Growth and characterization of high-Curie temperature Pb(Lu1/2Nb1/2)O3–Pb(Mg1/3Nb2/3)O3–PbTiO3 ternary single crystal by modified Bridgman technique

• A new ferroelectric single crystals PLN–PMN–PT were grown for the first time.
• Good compositional uniformity was shown in PLN–PMN–PT crystals.
• High Curie temperature and large coercive field were displayed in PLN–PMN–PT crystals.
• Excellent electrical properties were maintained at high temperatures in PLN–PMN–PT crystals.

A new relaxor-based ferroelectric ternary system Pb(Lu1/2Nb1/2)O3–Pb(Mg1/3Nb2/3)O3–PbTiO3 (PLN–PMN–PT), with a combination of a high-Curie temperature system Pb(Lu1/2Nb1/2)O3–PbTiO3 (PLN–PT) and a high piezoelectricity system Pb(Mg1/3Nb2/3)O3–PbTiO3 (PMN–PT), was investigated in this paper. Single crystal PLN–PMN–PT with dimensions of Φ20×45 mm3 was grown successfully by the modified Bridgman technique for the first time. The studies of structure and composition of the as-grown crystal showed structural consistency but compositional deviation along the growth direction. The 〈0 0 1〉-oriented wafers of the PLN–PMN–PT single crystal showed excellent electrical properties at room temperature: ε33~4500, tanδ~0.5%, d33~2300 pC/N. The crystal was found to exhibit high Curie temperature (TC~176°C), rhombohedral–tetragonal phase transition temperature (TRT~108 °C) and coercive field (EC~8.1 kV/cm), superior to those of PMN–0.3PT single crystal.
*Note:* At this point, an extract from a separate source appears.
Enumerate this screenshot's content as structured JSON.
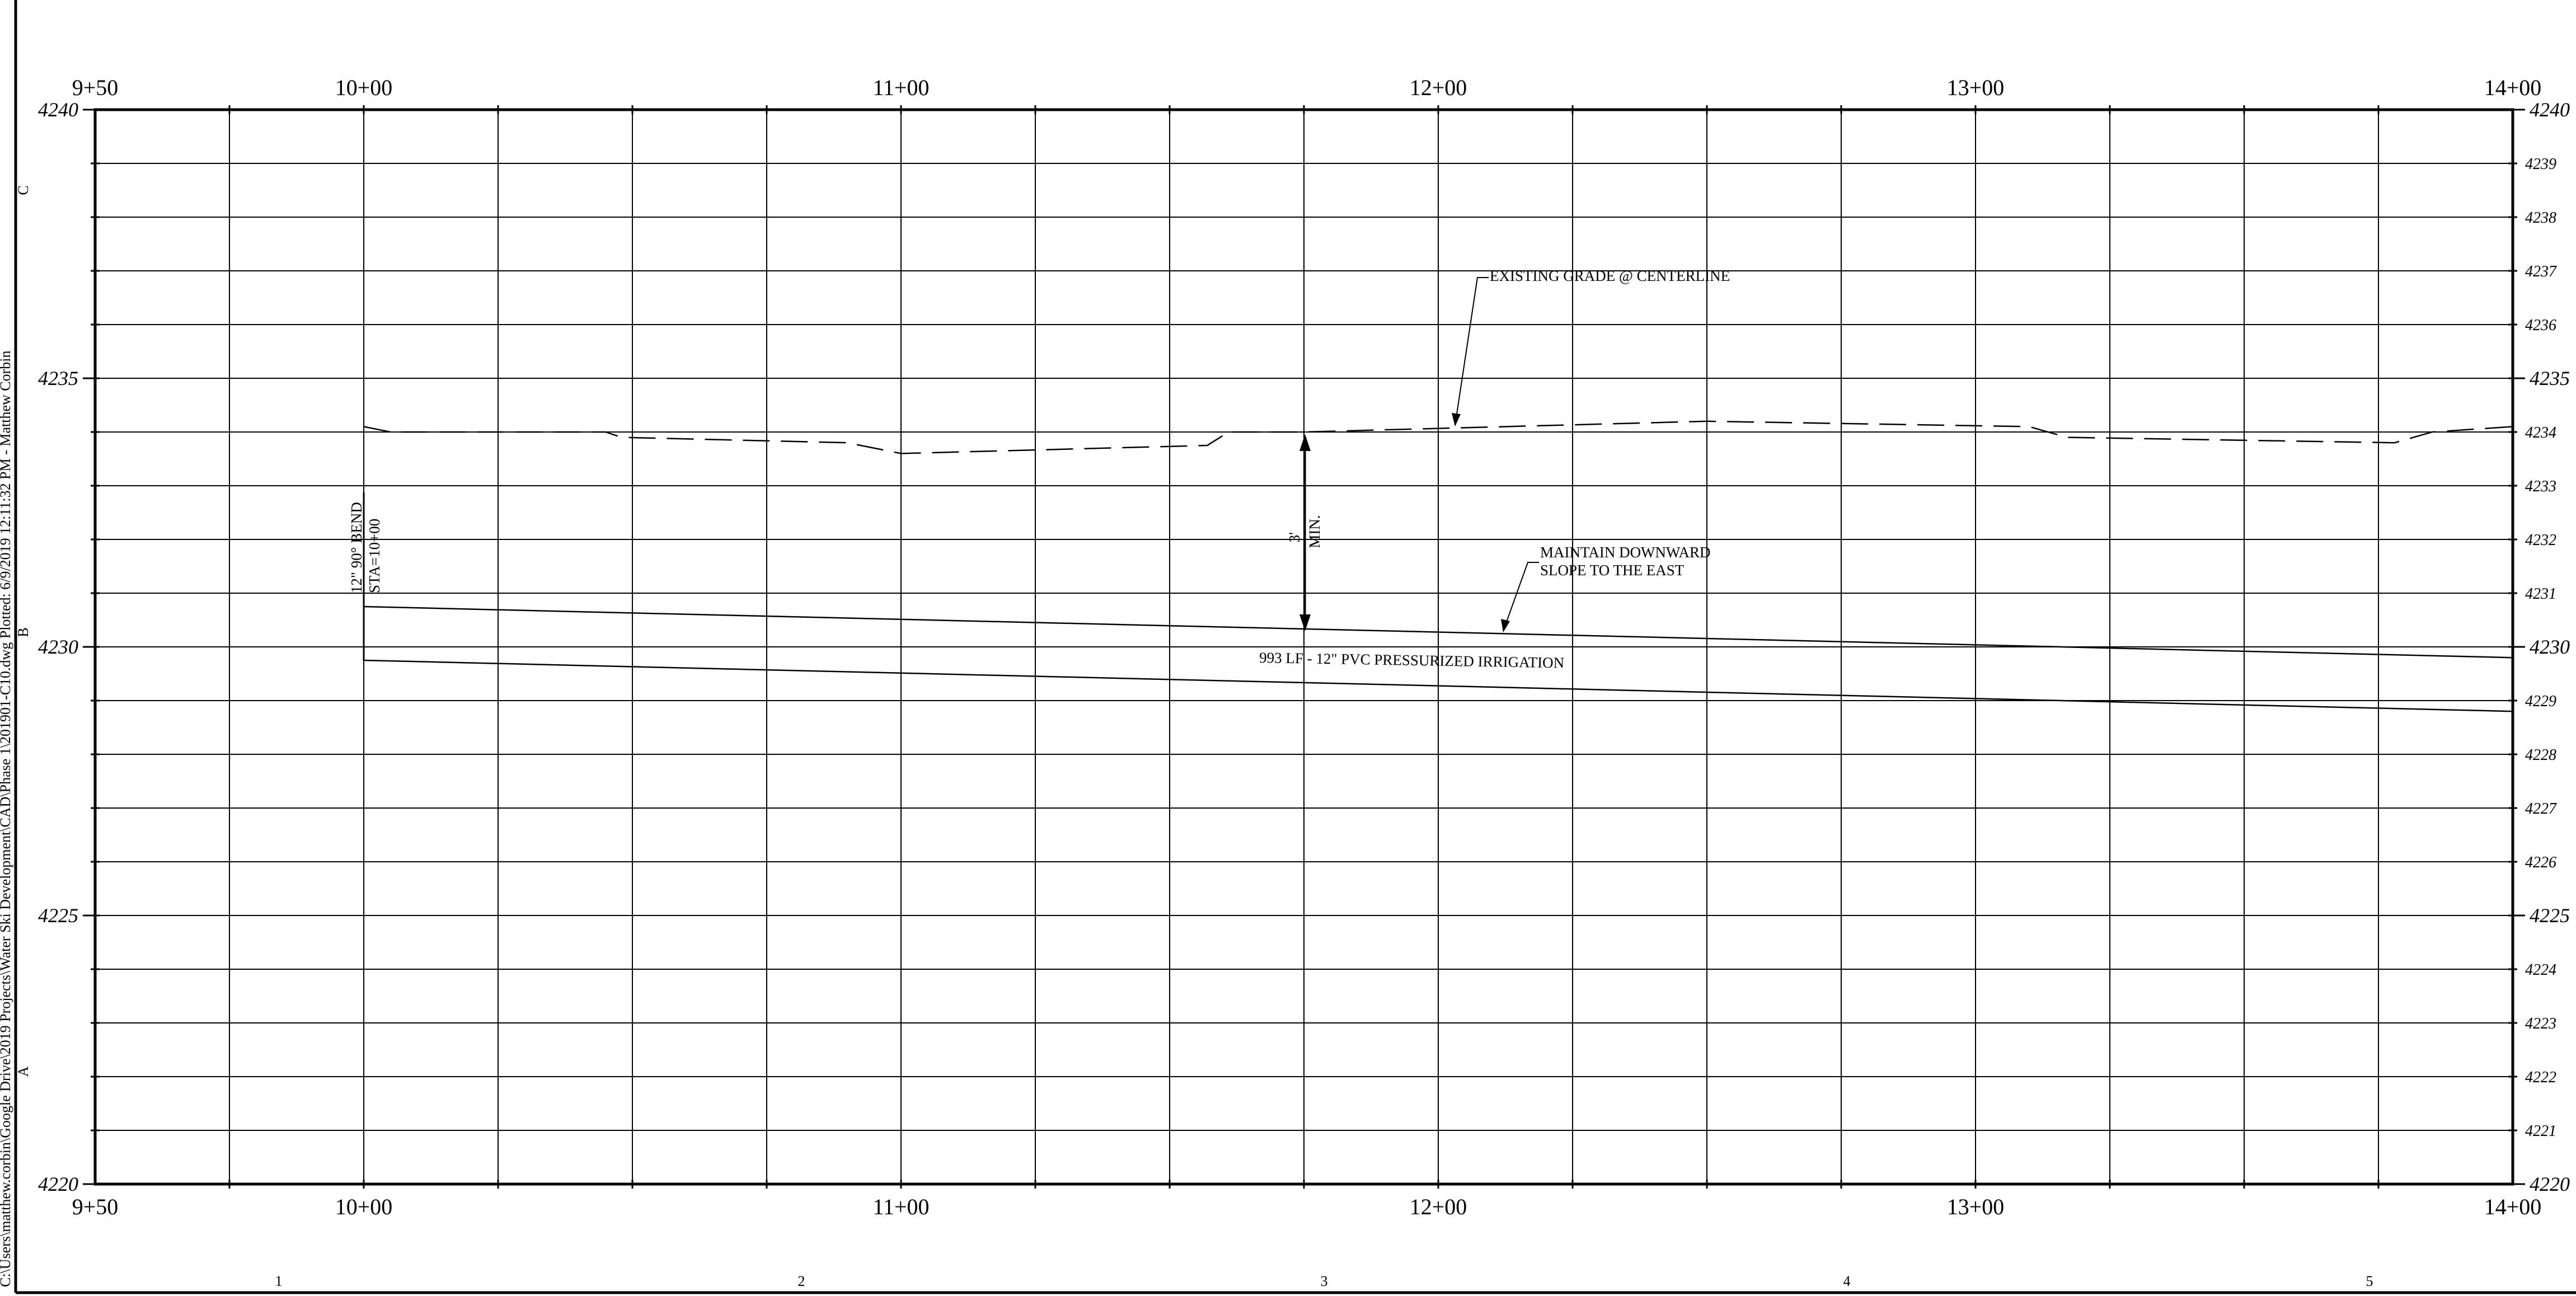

Studies of temperature dependence ferroelectric properties showed that high values of k33 and d33 could be maintained up to the TRT. These results showed that PLN–PMN–PT piezoelectric single crystal has a higher Curie temperature and coercive field with excellent electrical properties, making the crystal a promising candidate for high-power transducer applications in a broad temperature range.